Secondo un’indagine di mercato pubblicata lo scorso Novembre, le famiglie italiane “private” – ossia quelle con una ricchezza finanziaria superiore a 500’000 Euro – sono 615 mila e detengono ricchezza finanziaria per 900 miliardi.
Il quarantatre per cento di questa ricchezza è investita presso gli ordinari sportelli bancari, il nove per cento tramite promotori finanziari, il rimanente quarantotto per cento – la metà del mercato – tramite strutture di private banking.
Il private banking accredita se stesso per l’elevata qualità della consulenza prestata ed è infatti riservato ad una clientela in grado di conferire masse importanti. Ma questa qualità c’è davvero?
La realtà è assai articolata, con operatori italiani e stranieri, società controllate dalle primarie banche e piccoli istituti specializzati. Assai articolata è anche l’offerta di servizi di consulenza, che vanno dalla semplice asset allocation, alla consulenza fiscale e successoria, alla pianificazione finanziaria, ecc. Questa complessità non consente certo una misurazione della qualità.
Per quanto riguarda l’asset allocation, tuttavia, la stessa indagine offre indicazioni interessanti: si tratta della composizione media della “torta” degli investimenti dei clienti.
L’asset allocation è articolata in otto categorie: assicurazioni, fondi, gestioni patrimoniali, azioni, titoli di stato, obbligazioni corporate, obbligazioni bancarie, liquidità. E desta alcune perplessità.
Innanzitutto va detto che la stessa articolazione delle categorie è realizzata dal punto di vista “interno” del sistema bancario, in quanto ha riguardo ai veicoli di investimento più che al sottostante degli investimenti stessi. Infatti le gestioni assicurative, i fondi e le gestioni patrimoniali investono a loro volta in azioni, titoli di stato e obbligazioni in genere, sicché la reale esposizione ai mercati finanziari non risulta.
Salta all’occhio poi l’elevata quota di attivi “complessi”, caratterizzati frequentemente da costi impliciti elevati: la somma dei prodotti assicurativi del ramo vita, che sono il 20%, dei fondi e delle gestioni patrimoniali, che sono rispettivamente il 6,4% ed il 16,6%, raggiunge quasi la metà degli investimenti.
Inoltre è scarso il peso delle obbligazioni corporate non bancarie, lo 8,1%, mentre i titoli di stato pesano per il 15% e le obbligazioni bancarie per il 14%. Vien da pensare che le obbligazioni bancarie siano in buona misura titoli proposti perché emessi dalla casa – o dalla banca controllante – e pertanto in forte conflitto di interessi.
Infatti il legame tra bilanci bancari e titoli di stato consiglierebbe che le obbligazioni corporate non bancarie fossero pesate maggiormente, mentre nell’indagine risultano pari a neppure un terzo delle altre.
Assai basso è il peso dell’azionario, pur assumendo che la quota presente tra fondi e gestioni patrimoniali incrementi il 6,4% detenuto direttamente.

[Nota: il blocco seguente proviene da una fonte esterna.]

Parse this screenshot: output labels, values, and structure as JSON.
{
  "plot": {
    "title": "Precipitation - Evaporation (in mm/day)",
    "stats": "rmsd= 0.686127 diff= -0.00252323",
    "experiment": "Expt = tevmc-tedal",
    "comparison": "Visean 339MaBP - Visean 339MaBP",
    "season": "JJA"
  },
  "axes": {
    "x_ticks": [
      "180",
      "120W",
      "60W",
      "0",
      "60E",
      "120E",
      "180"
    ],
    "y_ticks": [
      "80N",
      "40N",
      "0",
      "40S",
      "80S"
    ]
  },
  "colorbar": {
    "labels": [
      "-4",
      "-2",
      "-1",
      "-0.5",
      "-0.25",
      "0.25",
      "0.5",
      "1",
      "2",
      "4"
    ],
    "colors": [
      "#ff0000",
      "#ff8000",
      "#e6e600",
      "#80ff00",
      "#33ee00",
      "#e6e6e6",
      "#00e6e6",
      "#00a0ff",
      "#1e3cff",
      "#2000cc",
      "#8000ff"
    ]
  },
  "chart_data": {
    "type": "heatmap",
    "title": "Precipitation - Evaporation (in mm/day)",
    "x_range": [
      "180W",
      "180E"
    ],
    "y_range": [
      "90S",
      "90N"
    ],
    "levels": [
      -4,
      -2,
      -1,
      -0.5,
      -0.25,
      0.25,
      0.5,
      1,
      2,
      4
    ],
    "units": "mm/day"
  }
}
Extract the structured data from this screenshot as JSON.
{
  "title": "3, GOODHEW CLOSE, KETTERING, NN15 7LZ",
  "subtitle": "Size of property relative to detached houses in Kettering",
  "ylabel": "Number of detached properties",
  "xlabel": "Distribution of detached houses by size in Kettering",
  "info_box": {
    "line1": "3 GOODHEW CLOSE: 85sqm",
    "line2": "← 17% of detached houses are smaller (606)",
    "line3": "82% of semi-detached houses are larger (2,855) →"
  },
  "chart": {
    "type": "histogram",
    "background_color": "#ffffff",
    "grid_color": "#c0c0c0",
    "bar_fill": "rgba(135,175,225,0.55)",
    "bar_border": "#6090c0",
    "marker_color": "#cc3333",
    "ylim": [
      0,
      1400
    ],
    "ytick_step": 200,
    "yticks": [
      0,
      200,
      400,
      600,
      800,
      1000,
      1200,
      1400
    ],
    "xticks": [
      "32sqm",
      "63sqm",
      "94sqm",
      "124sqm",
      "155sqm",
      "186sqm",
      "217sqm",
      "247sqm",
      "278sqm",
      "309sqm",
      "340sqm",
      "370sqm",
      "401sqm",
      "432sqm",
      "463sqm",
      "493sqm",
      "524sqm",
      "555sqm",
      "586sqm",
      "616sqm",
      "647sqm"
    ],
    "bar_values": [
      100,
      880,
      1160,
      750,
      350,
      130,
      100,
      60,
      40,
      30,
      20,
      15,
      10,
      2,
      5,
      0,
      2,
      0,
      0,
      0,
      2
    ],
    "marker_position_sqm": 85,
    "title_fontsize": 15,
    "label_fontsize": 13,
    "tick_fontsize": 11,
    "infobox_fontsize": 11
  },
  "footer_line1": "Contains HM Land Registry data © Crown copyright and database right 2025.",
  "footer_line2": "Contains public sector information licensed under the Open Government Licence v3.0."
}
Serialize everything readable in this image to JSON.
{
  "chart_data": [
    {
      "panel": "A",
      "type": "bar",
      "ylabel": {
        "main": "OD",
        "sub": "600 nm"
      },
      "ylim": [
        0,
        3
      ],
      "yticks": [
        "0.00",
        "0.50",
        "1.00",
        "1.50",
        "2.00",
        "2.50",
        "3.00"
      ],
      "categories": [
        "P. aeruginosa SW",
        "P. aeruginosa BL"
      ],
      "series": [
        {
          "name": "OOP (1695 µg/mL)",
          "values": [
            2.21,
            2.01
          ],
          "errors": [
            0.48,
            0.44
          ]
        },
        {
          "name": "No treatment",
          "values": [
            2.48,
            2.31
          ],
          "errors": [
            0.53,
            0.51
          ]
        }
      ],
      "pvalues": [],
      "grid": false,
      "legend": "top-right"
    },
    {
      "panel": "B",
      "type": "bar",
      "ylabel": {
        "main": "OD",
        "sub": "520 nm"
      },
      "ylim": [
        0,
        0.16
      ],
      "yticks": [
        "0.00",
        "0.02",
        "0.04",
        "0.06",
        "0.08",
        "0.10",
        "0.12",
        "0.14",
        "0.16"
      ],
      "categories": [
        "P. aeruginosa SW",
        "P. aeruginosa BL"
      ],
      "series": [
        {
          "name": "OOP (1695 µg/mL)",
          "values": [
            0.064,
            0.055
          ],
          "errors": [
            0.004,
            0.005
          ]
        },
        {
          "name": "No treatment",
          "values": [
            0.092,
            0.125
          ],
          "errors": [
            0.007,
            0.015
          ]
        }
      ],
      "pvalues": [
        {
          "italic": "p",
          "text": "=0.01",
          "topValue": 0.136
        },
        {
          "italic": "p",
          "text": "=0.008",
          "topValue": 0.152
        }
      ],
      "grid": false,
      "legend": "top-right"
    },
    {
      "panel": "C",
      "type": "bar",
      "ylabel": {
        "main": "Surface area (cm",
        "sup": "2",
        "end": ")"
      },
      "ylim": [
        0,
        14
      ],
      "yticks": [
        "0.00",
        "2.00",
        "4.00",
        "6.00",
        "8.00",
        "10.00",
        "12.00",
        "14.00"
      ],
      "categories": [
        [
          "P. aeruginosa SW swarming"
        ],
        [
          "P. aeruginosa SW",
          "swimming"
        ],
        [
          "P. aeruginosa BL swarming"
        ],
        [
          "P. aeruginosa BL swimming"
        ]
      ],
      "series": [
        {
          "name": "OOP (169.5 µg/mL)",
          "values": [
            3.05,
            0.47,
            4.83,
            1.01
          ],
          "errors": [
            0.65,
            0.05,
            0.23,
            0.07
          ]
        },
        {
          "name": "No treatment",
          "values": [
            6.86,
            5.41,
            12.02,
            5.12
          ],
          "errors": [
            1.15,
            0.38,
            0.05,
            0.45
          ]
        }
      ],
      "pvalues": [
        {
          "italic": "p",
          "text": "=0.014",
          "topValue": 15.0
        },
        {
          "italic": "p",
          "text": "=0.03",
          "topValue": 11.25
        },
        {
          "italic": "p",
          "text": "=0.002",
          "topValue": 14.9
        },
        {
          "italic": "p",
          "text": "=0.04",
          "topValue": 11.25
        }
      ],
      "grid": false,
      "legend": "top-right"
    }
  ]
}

Questo corrisponde all’attitudine media dell’investitore privato italiano. Forse però non corrisponde – l’indagine è riferita ad un ottimo periodo per i mercati azionari – all’asset allocation migliore.
Infine è assai elevata, il 13,5%, la quota della liquidità. Il cliente medio ha dunque circa duecentomila Euro non investiti. Commenti anche autorevoli spiegano che si tratta della prudenza degli investitori o della loro volontà di avere risorse pronte “per cogliere le occasioni”. Ma allora un investimento in obbligazioni ben selezionate potrebbe servire allo stesso scopo nella maggior parte dei casi e sarebbe meglio remunerato. Viene anche qui da pensare che in qualche misura pesi l’interesse alla raccolta diretta delle banche stesse, nella migliore delle ipotesi tramite conti ad elevata remunerazione e però vincolati.